GemaWarta – 08 Agustus 2026 | Persija Jakarta menutup Piala Presiden 2026 di posisi ketiga usai menaklukkan Arema FC 3-1. Kemenangan ini merupakan hasil dari kerja keras tim dan strategi yang tepat dari pelatih Shin Tae-yong.
Sebelumnya, Persija Jakarta harus puas finis di peringkat ketiga setelah kalah dari Persib Bandung di semifinal. Namun, dengan kemenangan ini, Persija Jakarta membuktikan bahwa mereka tetap kuat dan kompetitif di kancah sepak bola Indonesia.

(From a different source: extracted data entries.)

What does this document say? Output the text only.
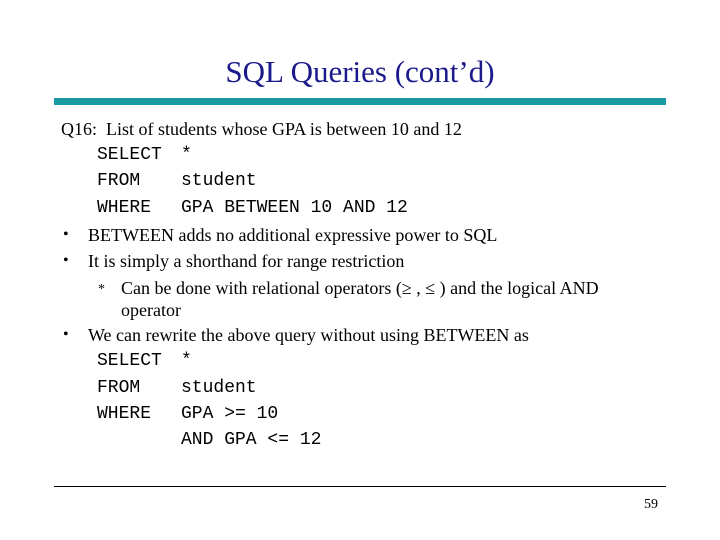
SQL Queries (cont’d)
Q16:  List of students whose GPA is between 10 and 12
SELECT *
FROM student
WHERE GPA BETWEEN 10 AND 12
• BETWEEN adds no additional expressive power to SQL
• It is simply a shorthand for range restriction
* Can be done with relational operators (≥ , ≤ ) and the logical AND
operator
• We can rewrite the above query without using BETWEEN as
SELECT *
FROM student
WHERE GPA >= 10
AND GPA <= 12
59
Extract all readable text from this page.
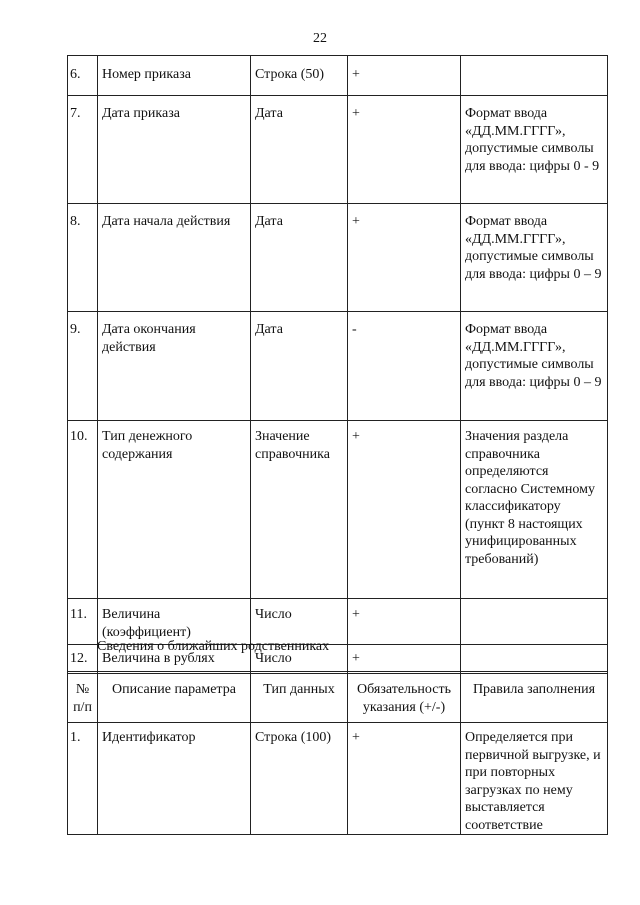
22
6.	Номер приказа	Строка (50)	+	
7.	Дата приказа	Дата	+	Формат ввода «ДД.ММ.ГГГГ», допустимые символы для ввода: цифры 0 - 9
8.	Дата начала действия	Дата	+	Формат ввода «ДД.ММ.ГГГГ», допустимые символы для ввода: цифры 0 – 9
9.	Дата окончания действия	Дата	-	Формат ввода «ДД.ММ.ГГГГ», допустимые символы для ввода: цифры 0 – 9
10.	Тип денежного содержания	Значение справочника	+	Значения раздела справочника определяются согласно Системному классификатору (пункт 8 настоящих унифицированных требований)
11.	Величина (коэффициент)	Число	+	
12.	Величина в рублях	Число	+	
Сведения о ближайших родственниках
№ п/п	Описание параметра	Тип данных	Обязательность указания (+/-)	Правила заполнения
1.	Идентификатор	Строка (100)	+	Определяется при первичной выгрузке, и при повторных загрузках по нему выставляется соответствие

Pelatih Persija Jakarta, Shin Tae-yong, mengaku bahwa turnamen pramusim ini memberi ruang evaluasi yang nyata bagi timnya dan staf pelatih. Ia menilai bahwa setiap peserta datang dengan ambisi tertinggi, namun tetap mengapresiasi capaian tim di laga terakhir.
Persija Jakarta melakoni lima pertandingan sepanjang Piala Presiden 2026, periode yang disertai rotasi besar oleh Shin Tae-yong. Pemain seperti Aqil Savik, Denis Kolinger, dan Fabio Calonego menjadi bagian penting dari strategi tim.
Dengan kemenangan ini, Persija Jakarta membuktikan bahwa mereka siap untuk menghadapi tantangan di musim depan. Target tim untuk meraih gelar Super League 2026/2027 semakin kuat, dan fans Persija Jakarta memiliki harapan besar untuk kesuksesan tim mereka.
Kemenangan Persija Jakarta atas Arema FC juga menunjukkan bahwa tim ini memiliki kemampuan untuk beradaptasi dengan situasi yang berbeda. Dengan permainan yang solid dan kerja sama yang baik, Persija Jakarta berhasil mengalahkan lawan-lawannya dan meraih posisi ketiga di Piala Presiden 2026.
Secara keseluruhan, kemenangan Persija Jakarta di Piala Presiden 2026 merupakan hasil dari kerja keras, strategi yang tepat, dan kemampuan tim untuk beradaptasi dengan situasi yang berbeda. Dengan ini, Persija Jakarta membuktikan bahwa mereka adalah tim yang kuat dan kompetitif di kancah sepak bola Indonesia.